Chad and Jennifer Robertson snapped a photo at the Route 91 Harvest Festival in Las Vegas on Oct. 1, just 30 minutes before the shooting started. (Photo: Jennifer Robertson/Farmington Daily Times)
A Las Vegas shooting survivor has started a fund for the first responders who came to help during the deadliest mass shooting in modern U.S. history.
The survivor, 38-year-old Chad Robertson, created the Las Vegas First Responder Thank You Fund to try and raise $100,000 in order to make 1,000 gift baskets for the first responders affected by the shooting, including police officers, firefighters, and nurses.
Robertson, a native of Farmington, New Mexico and the son of former Farmington Deputy Fire Chief Phil Robertson, told the Farmington Daily Times that he believed it was important to recognize all those who ran into harm’s way in order to try and help during the shooting, in which 58 people were killed and hundreds more injured.
“Those guys are victims as well,” Robertson said in a phone interview. “They’ll have a hard time going through things.”
The night of the shooting, Chad was at the Route 91 Harvest Festival with his wife Jennifer, standing 60 to 70 feet from the stage where country music star Jason Aldean was performing. When the first shots were fired, Chad initially thought they were fireworks until Aldean ran off stage.
The couple then ran way from the stage, caught up in the crowd as another wave of gunfire came down upon them. “We just saw people getting shot,” Chad Robertson said. “As we were running, we saw people get hit.”
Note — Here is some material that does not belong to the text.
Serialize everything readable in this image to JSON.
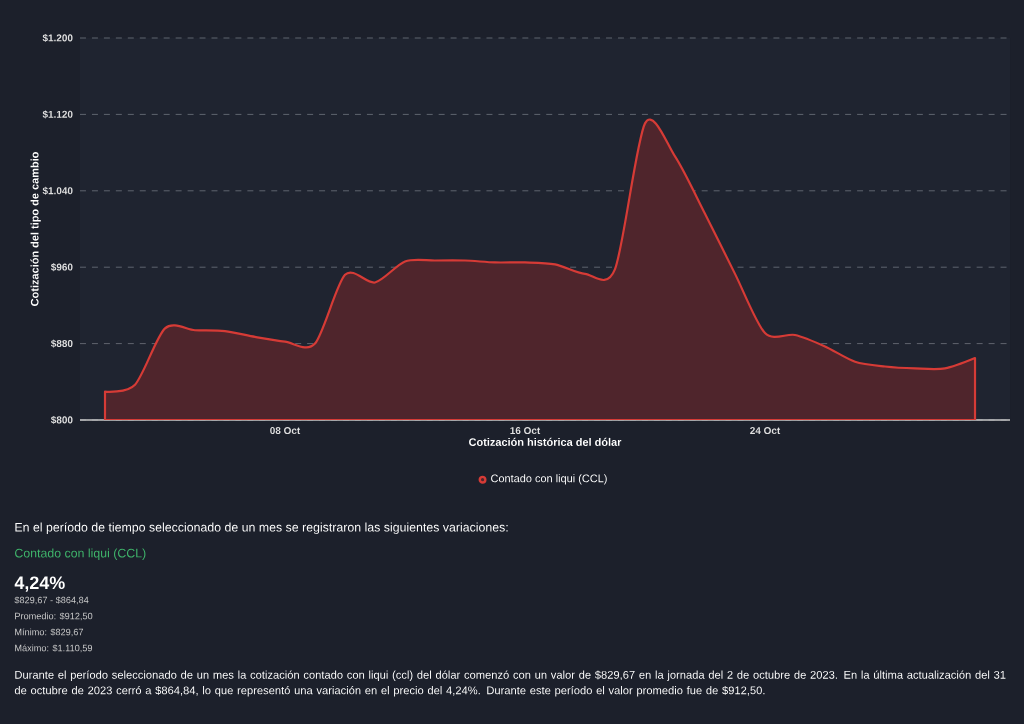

The couple briefly thought the shooter was somewhere within the festival and so laid on the ground, pretending to be dead. They then got to their feet and ran toward the northern edge of the festival, where they hid behind a hot dog cart and generator.
The Robertsons then bolted for the festival entrance and were able to make it across the street to the Tropicana, where they hid until early in the morning when police removed the lockdown.
After returning home to Northglenn, Colorado, Chad started working on a way to give back to the first repsonders who helped during the attack.
He then met up with Melody Mesmer, co-founder of non-profit group Foundation 1023, which provides wellness and mental health services for first responders. The foundation is now handling the financial operations for the fund.
So far, people have donated nearly $15,000 to the cause.